Lydiard Hills

Reading time: 8 min

If you want to be a successful runner, you have to consider everything. It’s no good just thinking about endurance and not to develop fine speed.

Arthur Lydiard

New Zealand’s Arthur Lydiard is one of the outstanding running coaches of all time – possibly the greatest. He dramatically changed the sport of running in two significant ways: training and popularity.

First, Lydiard developed and spread the idea of a periodized running program. He started runners with aerobic running up to 100 miles per week – that many years of trial-and-error lead him to believe was the sweet spot for aerobic development. Then he would progressively transition runners toward more anaerobic training specific to their target event. He did this before the words aerobic and anaerobic were popular training lexicon.

His program was so successful that, incredibly, Lydiard sent three local athletes to the 1960 Rome Olympics: Peter Snell (800m), Murray Halberg (5000m) and Barry Magee (Marathon) and all three made in on the podium! Snell and Halberg won gold and Magee a bronze. Four years later at the 1964 Tokyo Olympics, Snell would win gold in the 800m and the 1500m – a feat that has not been repeated at the games!

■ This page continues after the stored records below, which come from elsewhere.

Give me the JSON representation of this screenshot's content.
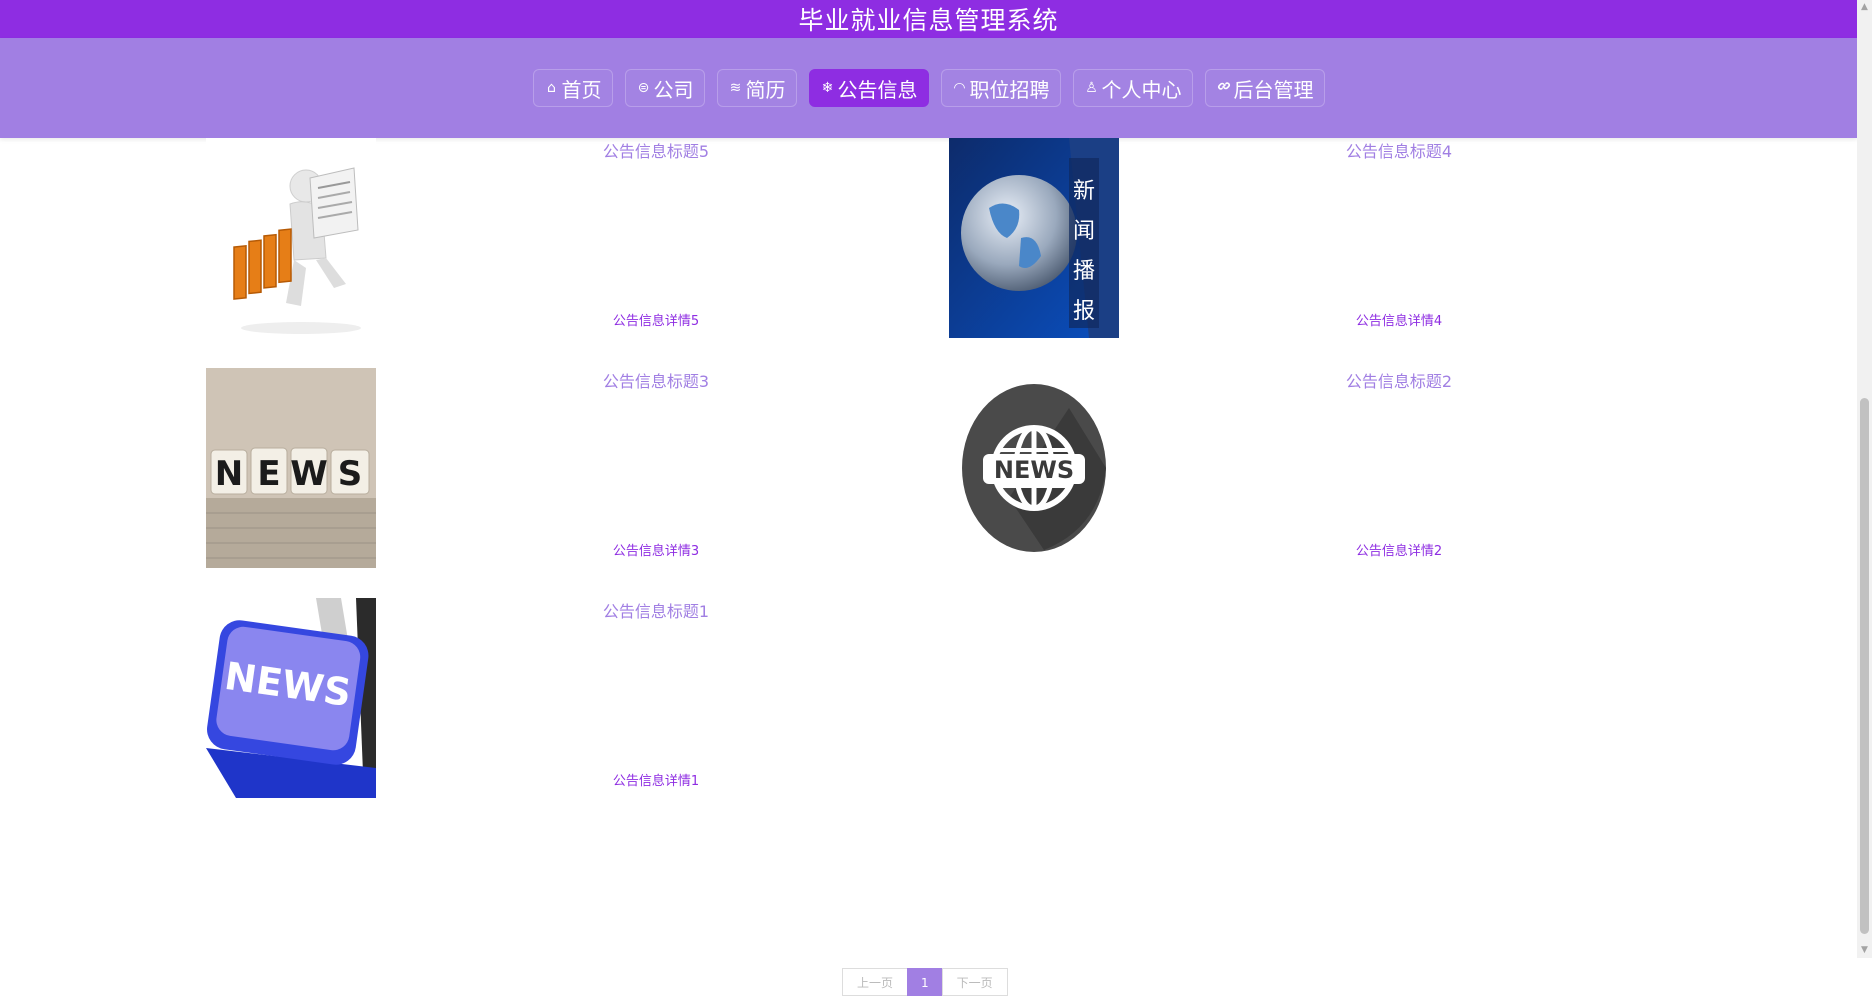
{
  "header": {
    "title": "毕业就业信息管理系统"
  },
  "nav": {
    "items": [
      {
        "icon": "home-icon",
        "glyph": "⌂",
        "label": "首页"
      },
      {
        "icon": "company-icon",
        "glyph": "⊜",
        "label": "公司"
      },
      {
        "icon": "layers-icon",
        "glyph": "≋",
        "label": "简历"
      },
      {
        "icon": "snowflake-icon",
        "glyph": "❄",
        "label": "公告信息",
        "active": true
      },
      {
        "icon": "briefcase-icon",
        "glyph": "◠",
        "label": "职位招聘"
      },
      {
        "icon": "user-icon",
        "glyph": "♙",
        "label": "个人中心"
      },
      {
        "icon": "link-icon",
        "glyph": "🔗",
        "label": "后台管理"
      }
    ]
  },
  "notices": [
    {
      "title": "公告信息标题5",
      "detail": "公告信息详情5",
      "image": "news-reader-image"
    },
    {
      "title": "公告信息标题4",
      "detail": "公告信息详情4",
      "image": "globe-news-image"
    },
    {
      "title": "公告信息标题3",
      "detail": "公告信息详情3",
      "image": "news-blocks-image"
    },
    {
      "title": "公告信息标题2",
      "detail": "公告信息详情2",
      "image": "news-globe-icon-image"
    },
    {
      "title": "公告信息标题1",
      "detail": "公告信息详情1",
      "image": "news-key-image"
    }
  ],
  "pagination": {
    "prev": "上一页",
    "current": "1",
    "next": "下一页"
  },
  "colors": {
    "primary": "#8e2de2",
    "nav_bg": "#a17fe3",
    "title_text": "#a17fe3",
    "detail_text": "#8e2de2"
  }
}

Success stories like the 1960 and 1964 Olympics made people was to learn what was going in New Zealand! Lydiard was invited to speak in different countries. And the audience listened to Lydiard because was a no-nonsense and skilled orator and story-teller that would capture the audience’s imagination when describing his program.

Further, Lydiard was in tremendous shape himself. In the late 1960s, Finland hired Lydiard as the national distance running coach. Here is what happened when he arrived, a quote from Matti Hannus‘ book Flying Finns – the story of the great tradition of Finnish distance running:

Arthur Lydiard arrived in Finland on March 20, 1967 [as Finland’s national distance coach], and he was not about to waste his time. At the Kuortane Sports Institue – on a freezing cold later winter morning – the cream of the Finnish running corps did not believe their eyes when the short and stocky New Zealander emerged from the door, wearing a pair of shorts! And he meant business, it was a 30k run around Kuortane Lake at such a speed that the road was burning! Embarrassingly, but true, Lydiard, almost 50 years old, returned from the jaunt among the leaders, in front of several internationals.

When someone summoned up enough courage to marvel at the 100-mile-a-week regime LKydiard was recommending, he dryly commented: “As a youngster, I chose myself, as an experiment, to run 250 miles a week. It was too much but it did not kill me. There is nothing better than experience.”

From the book Flying Finns – the story of the great tradition of Finnish distance running by Matti Hannus

Second, along with the great American track & field coach and co-founder of Nike Bill Bowerman, Lydiard played a HUGE role in popularizing the sport running starting in the 1960s. Lydiard coined the term “jogging.” He first used jogging to help rehabilitate cardiac patients. Then jogging spread across New Zealand and then later across in the U.S.A. with the help of Bowerman.

I can go on and on about Lydiard. A biography of Lydiard is not the focus of this post. If you’re interested in that, check out Arthur Lydiard: Master Coach by Garth Gilmore. Nor am I going to summarize the complete Lydiard training system. If you’re interested in that, I highly recommend Healthy Intelligent Training by Keith Livingstone.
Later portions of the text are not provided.